The Blago Scandal [365]:
-- Headlines read: Blagojevich – 23, Fitzgerald – 1. The sensationalized titles seriously overstate the results as Blago’s jury reported; it might have been appropriate if the jury had found him not guilty on 23 counts, but they did not. The jury reported that they could not arrive at a unanimous verdict on those 23 charges – a hung jury, neither guilty nor not guilty. The ever ebullient Blago will spin the results of his corruption trial to be vindication – rather obtuse reasoning, but that’s Blago. While he does so, let us not forget that in our system of trial by jury it only takes one (1) of 12 jurors to resist finding a defendant guilty, for any reason, whether that person finds Blago’s coiffure attractive, or his public narcissism and self-aggrandizement endearing, to cause a mistrial. Let us also not forget the travesty of 15 years ago when another jury of peers overcame substantial physical evidence to acquit a high-profile murderer. Yet, at the end of the day, this is our system, for better or worse, and so it shall be.

No comments or contributions from Update no.452.

My very best wishes to all. Take care of yourselves and each other.
Cheers,
Cap :-)

2 comments:

Calvin R said...

I'll skip the legal side of the Proposition 8 discussion; I'm not qualified and I doubt that this is the important part of the debate. I will, however, note that Edwin Meese and many others have made lucrative careers since the Reagan administration by espousing any conservative position whatever, regardless of legitimacy. We may reasonably hope for their retirements to begin within about five years.

You and I are both old enough to remember Vietnam. That included a very similar attempt to disentangle US combat troops. As I recall, it failed.

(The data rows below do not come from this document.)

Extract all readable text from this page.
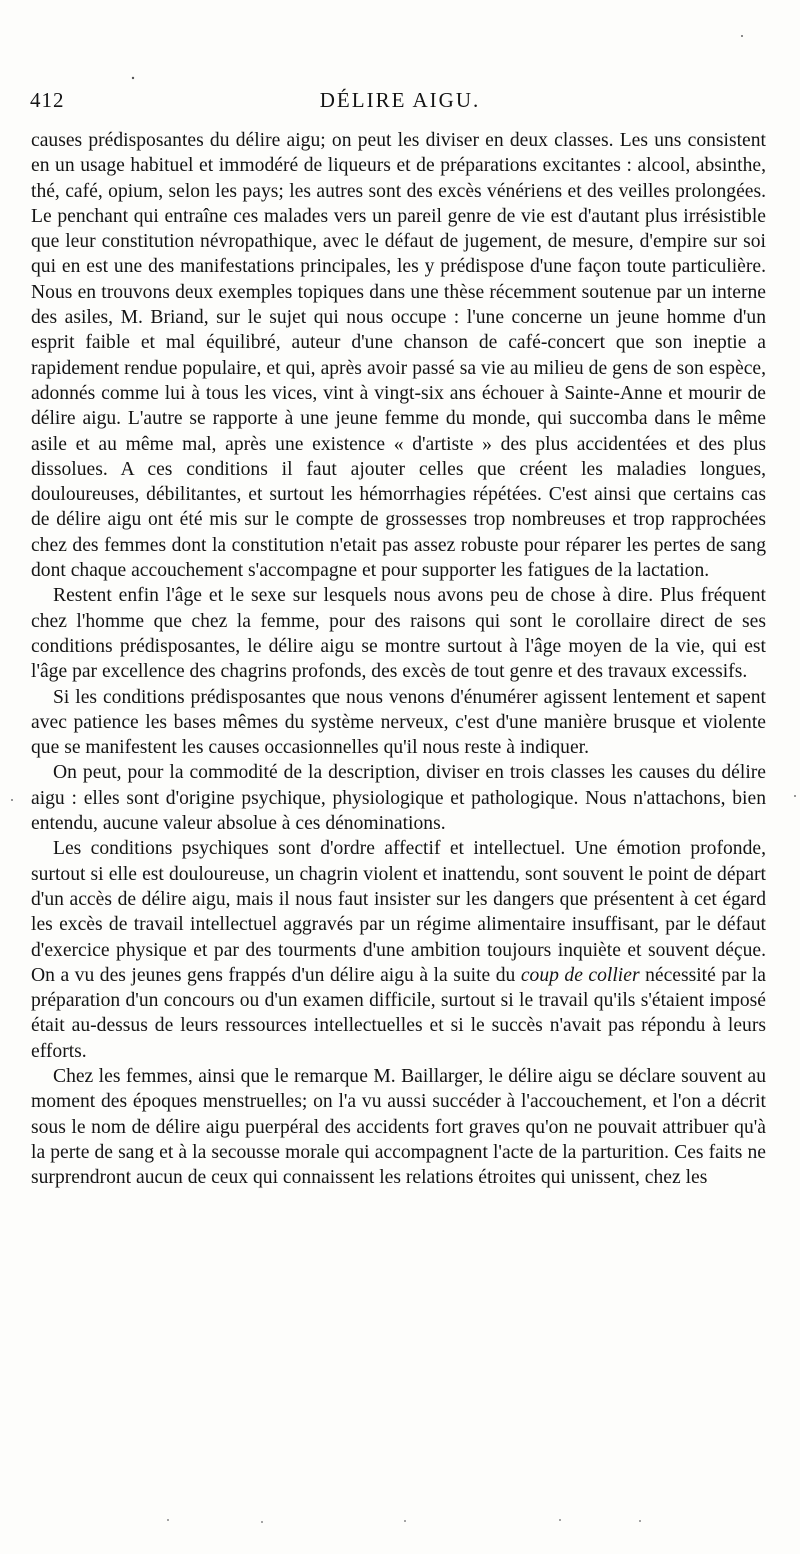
412	DÉLIRE AIGU.

causes prédisposantes du délire aigu; on peut les diviser en deux classes. Les uns consistent en un usage habituel et immodéré de liqueurs et de préparations excitantes : alcool, absinthe, thé, café, opium, selon les pays; les autres sont des excès vénériens et des veilles prolongées. Le penchant qui entraîne ces malades vers un pareil genre de vie est d'autant plus irrésistible que leur constitution névropathique, avec le défaut de jugement, de mesure, d'empire sur soi qui en est une des manifestations principales, les y prédispose d'une façon toute particulière. Nous en trouvons deux exemples topiques dans une thèse récemment soutenue par un interne des asiles, M. Briand, sur le sujet qui nous occupe : l'une concerne un jeune homme d'un esprit faible et mal équilibré, auteur d'une chanson de café-concert que son ineptie a rapidement rendue populaire, et qui, après avoir passé sa vie au milieu de gens de son espèce, adonnés comme lui à tous les vices, vint à vingt-six ans échouer à Sainte-Anne et mourir de délire aigu. L'autre se rapporte à une jeune femme du monde, qui succomba dans le même asile et au même mal, après une existence « d'artiste » des plus accidentées et des plus dissolues. A ces conditions il faut ajouter celles que créent les maladies longues, douloureuses, débilitantes, et surtout les hémorrhagies répétées. C'est ainsi que certains cas de délire aigu ont été mis sur le compte de grossesses trop nombreuses et trop rapprochées chez des femmes dont la constitution n'etait pas assez robuste pour réparer les pertes de sang dont chaque accouchement s'accompagne et pour supporter les fatigues de la lactation.

Restent enfin l'âge et le sexe sur lesquels nous avons peu de chose à dire. Plus fréquent chez l'homme que chez la femme, pour des raisons qui sont le corollaire direct de ses conditions prédisposantes, le délire aigu se montre surtout à l'âge moyen de la vie, qui est l'âge par excellence des chagrins profonds, des excès de tout genre et des travaux excessifs.

Si les conditions prédisposantes que nous venons d'énumérer agissent lentement et sapent avec patience les bases mêmes du système nerveux, c'est d'une manière brusque et violente que se manifestent les causes occasionnelles qu'il nous reste à indiquer.

On peut, pour la commodité de la description, diviser en trois classes les causes du délire aigu : elles sont d'origine psychique, physiologique et pathologique. Nous n'attachons, bien entendu, aucune valeur absolue à ces dénominations.

Les conditions psychiques sont d'ordre affectif et intellectuel. Une émotion profonde, surtout si elle est douloureuse, un chagrin violent et inattendu, sont souvent le point de départ d'un accès de délire aigu, mais il nous faut insister sur les dangers que présentent à cet égard les excès de travail intellectuel aggravés par un régime alimentaire insuffisant, par le défaut d'exercice physique et par des tourments d'une ambition toujours inquiète et souvent déçue. On a vu des jeunes gens frappés d'un délire aigu à la suite du coup de collier nécessité par la préparation d'un concours ou d'un examen difficile, surtout si le travail qu'ils s'étaient imposé était au-dessus de leurs ressources intellectuelles et si le succès n'avait pas répondu à leurs efforts.

Chez les femmes, ainsi que le remarque M. Baillarger, le délire aigu se déclare souvent au moment des époques menstruelles; on l'a vu aussi succéder à l'accouchement, et l'on a décrit sous le nom de délire aigu puerpéral des accidents fort graves qu'on ne pouvait attribuer qu'à la perte de sang et à la secousse morale qui accompagnent l'acte de la parturition. Ces faits ne surprendront aucun de ceux qui connaissent les relations étroites qui unissent, chez les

As far as the Wikileaks issue, we have discussed undeclared (and, in this case, untargeted) wars before. Most likely, that absence of such a declaration under Bush will come back to bite the current administration. The speed with which the apparently spurious rape charges were withdrawn seems to indicate an even less capable Plumbers unit than Nixon's.

Cap Parlier said...

Calvin,
Like so many social conservatives, they know precisely how everyone else should live their lives, and they are quite comfortable using the law to dictate morals and private conduct to all citizens. Yet, the truly sad element common to virtually of these moral projection issues is a denial of freedom of choice to other citizens not like them.
I suppose it is a worthy topic of debate whether Nixon’s disentanglement from Vietnam failed.
Yes, we have discussed the absence of a formal declaration of war. We have also discussed the legal meaning of the Authorization(s). The WikiLeaks case is far from over, and the consequences could affect our national security for decades if not generations.